Helke Meierhofer-Fokken

17,77 Euro

In einem Supermarkt herrschte an einen Nachmittag die übliche Flaute. Der Mittagsansturm war vorbei, die ‚Nach-Dienstschluss-Käufer‘ sassen noch in ihren Büros. Gewöhnlich mischten sich die beiden Ströme. Heute waren die Gänge zwischen den Regalreihen ungewöhnlich leer und deshalb nur eine Kasse geöffnet. Trotz der wenigen Käufer bildete sich rasch eine Schlange davor. „17,77“, sagte die Kassierin zu dem Kunden, der am nächsten zur Kasse stand. „17,77?“ fragte der recht ungläubig. „17,77!“, wiederholte die Kassiererin und wies mit ihrem Zeigefinger, von dessen Nagel der Lack ziemlich abgesplittert war, auf das Display der Kasse, die exakt diesen Betrag anzeigte. Der Kunde bezahlte und packte dann seinen recht umfangreichen Einkauf in zwei mitgebrachte Papiertüten. ‚Schnell weg hier‘, dachte er, ‚ehe die Madame merkt, dass sie sich vertippt hat‘. Diese indes scannte bereits die nächsten Artikel in die Kasse. „17,77“ hörte er und sah auf. Der Kunde nach ihm begann einen lautstarken Protest.
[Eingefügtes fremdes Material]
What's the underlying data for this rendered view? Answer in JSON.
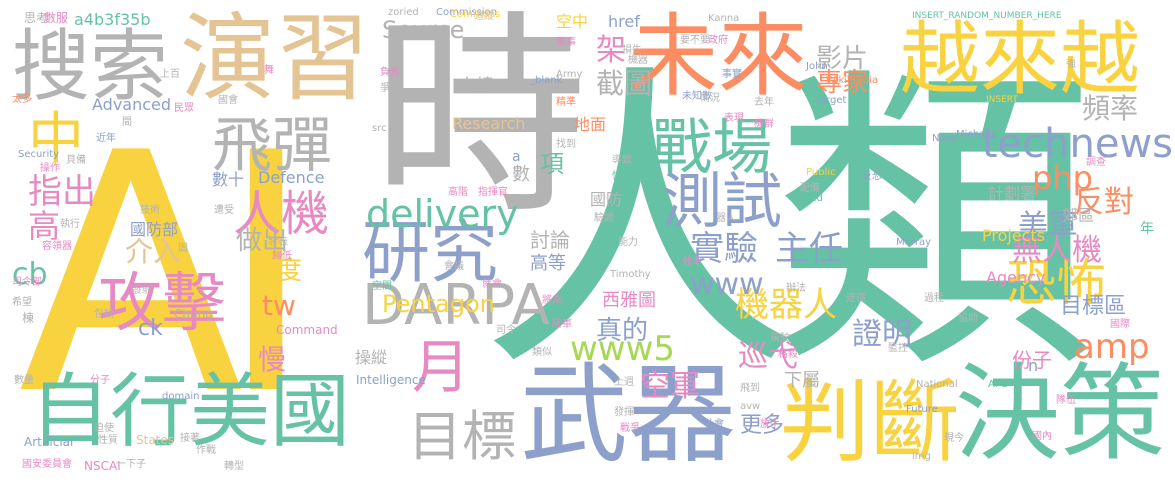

Er habe nur diese drei Artikel gekauft, die niemals im Leben so viel kosten konnten. Die Kassierin zeigte wieder auf die Kasse. „17,77!“, wiederholte sie stoisch. Nach einigem Hin und Her, nun sichtlich genervt, stornierte sie den Zahlungsvorgang und scannte die Waren erneut ein. Das Ergebnis änderte sich nicht, es blieb bei 17,77 Euro. „Ich will, dass Sie die Preise von Hand eintippen!“, verlangte der aufgebrachte Kunde. „Geht nicht!“ bekam er zur Antwort, „die Preise stehen nicht mehr auf der Ware, nur am Regal. Sie können dort…“ Der erboste Mann liess sie nicht ausreden, stürmte aus dem Laden, ohne zu bezahlen, ohne die Ware mitzunehmen.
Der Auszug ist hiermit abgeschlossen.